AMD has made the eagerly-anticipated Radeon HD 4770 GPU official. Although it is based on some of the most advanced technology--it's the first GPU manufactured using a 40nm process and has nearly as many transistors as the flagship Radeon HD 4890--it is neither the company's fastest nor most costly GPU.

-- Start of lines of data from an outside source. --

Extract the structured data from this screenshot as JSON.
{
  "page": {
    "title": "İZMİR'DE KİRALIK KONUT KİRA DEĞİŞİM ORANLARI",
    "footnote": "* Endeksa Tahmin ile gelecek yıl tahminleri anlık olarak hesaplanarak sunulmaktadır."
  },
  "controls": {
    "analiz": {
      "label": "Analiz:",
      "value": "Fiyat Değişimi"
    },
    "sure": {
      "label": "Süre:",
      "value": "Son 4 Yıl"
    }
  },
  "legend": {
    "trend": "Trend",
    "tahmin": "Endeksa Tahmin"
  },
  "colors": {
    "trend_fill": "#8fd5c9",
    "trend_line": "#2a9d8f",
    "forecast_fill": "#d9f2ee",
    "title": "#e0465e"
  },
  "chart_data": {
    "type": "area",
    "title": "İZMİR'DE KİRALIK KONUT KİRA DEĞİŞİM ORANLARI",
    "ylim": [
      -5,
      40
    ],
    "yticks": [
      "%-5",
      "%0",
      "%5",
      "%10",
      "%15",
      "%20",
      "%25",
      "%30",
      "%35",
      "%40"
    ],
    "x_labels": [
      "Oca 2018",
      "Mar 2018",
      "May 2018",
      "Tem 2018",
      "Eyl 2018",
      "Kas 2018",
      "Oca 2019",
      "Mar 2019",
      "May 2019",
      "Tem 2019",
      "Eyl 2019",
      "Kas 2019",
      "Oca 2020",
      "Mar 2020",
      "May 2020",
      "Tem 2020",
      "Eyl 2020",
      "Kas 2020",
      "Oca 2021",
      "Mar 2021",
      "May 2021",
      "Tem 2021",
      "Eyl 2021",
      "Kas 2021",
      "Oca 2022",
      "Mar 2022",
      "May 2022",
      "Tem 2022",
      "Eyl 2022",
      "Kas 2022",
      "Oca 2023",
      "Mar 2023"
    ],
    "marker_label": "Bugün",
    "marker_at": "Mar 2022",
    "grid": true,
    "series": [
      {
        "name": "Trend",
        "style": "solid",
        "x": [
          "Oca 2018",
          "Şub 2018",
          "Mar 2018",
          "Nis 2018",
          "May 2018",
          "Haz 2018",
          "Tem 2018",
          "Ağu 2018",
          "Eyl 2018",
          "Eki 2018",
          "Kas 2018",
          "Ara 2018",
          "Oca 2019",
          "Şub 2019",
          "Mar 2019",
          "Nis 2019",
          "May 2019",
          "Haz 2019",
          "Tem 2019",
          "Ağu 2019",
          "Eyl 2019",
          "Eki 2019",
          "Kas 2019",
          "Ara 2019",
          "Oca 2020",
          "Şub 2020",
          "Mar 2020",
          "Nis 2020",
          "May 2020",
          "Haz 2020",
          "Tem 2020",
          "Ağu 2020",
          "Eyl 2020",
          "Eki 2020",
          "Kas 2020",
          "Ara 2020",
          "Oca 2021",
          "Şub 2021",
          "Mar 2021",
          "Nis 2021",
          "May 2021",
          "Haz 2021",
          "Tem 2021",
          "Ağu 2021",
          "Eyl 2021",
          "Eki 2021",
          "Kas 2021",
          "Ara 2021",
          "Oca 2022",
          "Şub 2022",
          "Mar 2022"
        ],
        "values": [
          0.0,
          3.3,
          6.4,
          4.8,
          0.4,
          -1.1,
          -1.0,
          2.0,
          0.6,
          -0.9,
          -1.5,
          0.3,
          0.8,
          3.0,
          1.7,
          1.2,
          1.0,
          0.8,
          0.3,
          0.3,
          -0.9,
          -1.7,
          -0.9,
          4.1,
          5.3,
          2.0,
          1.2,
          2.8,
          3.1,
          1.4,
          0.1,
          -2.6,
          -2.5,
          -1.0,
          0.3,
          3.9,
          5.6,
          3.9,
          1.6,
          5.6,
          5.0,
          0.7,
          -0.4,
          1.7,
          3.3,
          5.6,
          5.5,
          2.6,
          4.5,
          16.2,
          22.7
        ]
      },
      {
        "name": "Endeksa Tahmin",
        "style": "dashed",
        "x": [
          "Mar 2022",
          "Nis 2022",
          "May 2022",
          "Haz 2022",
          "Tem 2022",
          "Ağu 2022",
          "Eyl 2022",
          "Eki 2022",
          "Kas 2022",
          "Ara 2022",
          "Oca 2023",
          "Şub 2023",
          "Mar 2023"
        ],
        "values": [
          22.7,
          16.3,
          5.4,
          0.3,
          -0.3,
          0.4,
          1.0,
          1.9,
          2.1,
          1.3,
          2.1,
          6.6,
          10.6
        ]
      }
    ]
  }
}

The first Radeon HD 4770 cards with 512MB of memory cost around $110, but AMD says a rebate will push the cost just below a hundred dollars. That puts the new cards right between the Radeon HD 4670, which starts at around $70, and the top-of-the-line Radeon HD 4800 series, which starts at around $150 (not counting the Radeon HD 4830). The 4800 series cards are also available in dual GPU (X2) configurations.
Don't let the bargain price fool you. In terms of performance, the new GPU rivals the Radeon HD 4850 thanks to several features--750MHz core clock, fast GDDR5 memory--it shares with the Radeon HD 4870. That leaves the Radeon HD 4830 in a bit of an awkward spot, and perhaps AMD will cut the prices on that card to clear out inventory. Nvidia may also be forced to make some changes. Though it is designed to go head-to-head with GeForce 9800 GT, which starts at about $115, the Radeon HD 4770 not only outperformed it, but on many tests also performed on par with the GeForce 9800 GTX+, which costs at least $130.
Cards based on the Radeon HD 4770 are already available from Asus, Gigabyte, HIS, PowerColor, Sapphire and XFX. Here's some of the extensive reviews coverage:
Separately, AMD announced a faster dual-core Athlon processor priced at $69. The 2.8GHz Athlon X2 7850 is a "Black Edition" chip, which means it can easily be over-clocked using AMD's OverDrive utility to boost performance. These dual-core Black Edition parts have reportedly been over-clocked to around 3.3GHz. AMD is pushing the Athlon X2 7850--combined with a Radeon HD 4000 series card, such as the $99 Radeon HD 4770, and the 7-series chipset--as a good value for gamers. And frankly it's hard to argue with them on this one.